Congress’s refusal to fix the Consumer Product Safety and Improvement Act (“Consumer Product Destruction,” Review & Outlook, Aug. 12) is, if possible, even more irresponsible than the original legislation. Intended to protect children from lead paint in Chinese toys, the law has resulted in both huge losses and new regulatory costs on industries ranging from motorcycle and ATV manufacturers to toy makers and retailers. Many of these products pose little or no risk of lead-poisoning to children—or anyone else. Yet faced with a real problem—one it created and which it alone has the power to undo—Congress does nothing.
This should serve as a warning to the rest of us as lawmakers seek to ram through massive climate and health-care legislation.
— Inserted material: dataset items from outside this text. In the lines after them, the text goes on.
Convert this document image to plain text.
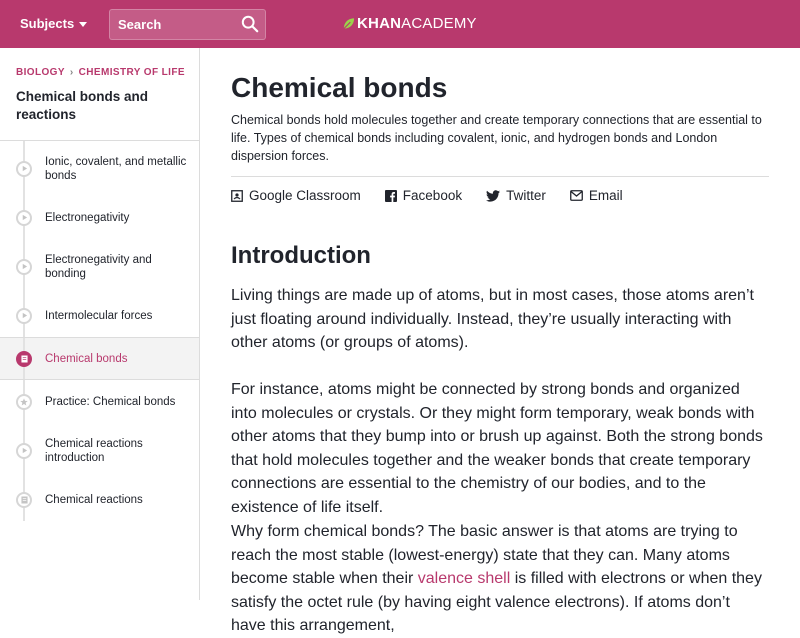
Subjects
Search	KHAN ACADEMY
BIOLOGY › CHEMISTRY OF LIFE
Chemical bonds and reactions
Ionic, covalent, and metallic bonds
Electronegativity
Electronegativity and bonding
Intermolecular forces
Chemical bonds
Practice: Chemical bonds
Chemical reactions introduction
Chemical reactions
Chemical bonds

Chemical bonds hold molecules together and create temporary connections that are essential to life. Types of chemical bonds including covalent, ionic, and hydrogen bonds and London dispersion forces.

Google Classroom	Facebook	Twitter	Email
Introduction

Living things are made up of atoms, but in most cases, those atoms aren’t just floating around individually. Instead, they’re usually interacting with other atoms (or groups of atoms).

For instance, atoms might be connected by strong bonds and organized into molecules or crystals. Or they might form temporary, weak bonds with other atoms that they bump into or brush up against. Both the strong bonds that hold molecules together and the weaker bonds that create temporary connections are essential to the chemistry of our bodies, and to the existence of life itself.

Why form chemical bonds? The basic answer is that atoms are trying to reach the most stable (lowest-energy) state that they can. Many atoms become stable when their valence shell is filled with electrons or when they satisfy the octet rule (by having eight valence electrons). If atoms don’t have this arrangement,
The CPSC shows that the unintended consequences of crisis-driven lawmaking are often worse than the original problem—if it was a problem. Don’t count on Congress to correct its mistakes.
NAM President John Engler made a similar argument in the latest edition of “Industry Today”:
The Obama Administration and Congress have big plans for U.S. manufacturing and the economy this year, offering proposals to restructure health care, promote “green jobs,” and establish a powerful new regulatory regime to control greenhouse gas emissions.
Before any of these proposals as enacted into law, members of Congress should stop, take a deep institutional breath, and ask themselves: “Are we repeating the mistakes of the Consumer Product Safety Improvement Act?”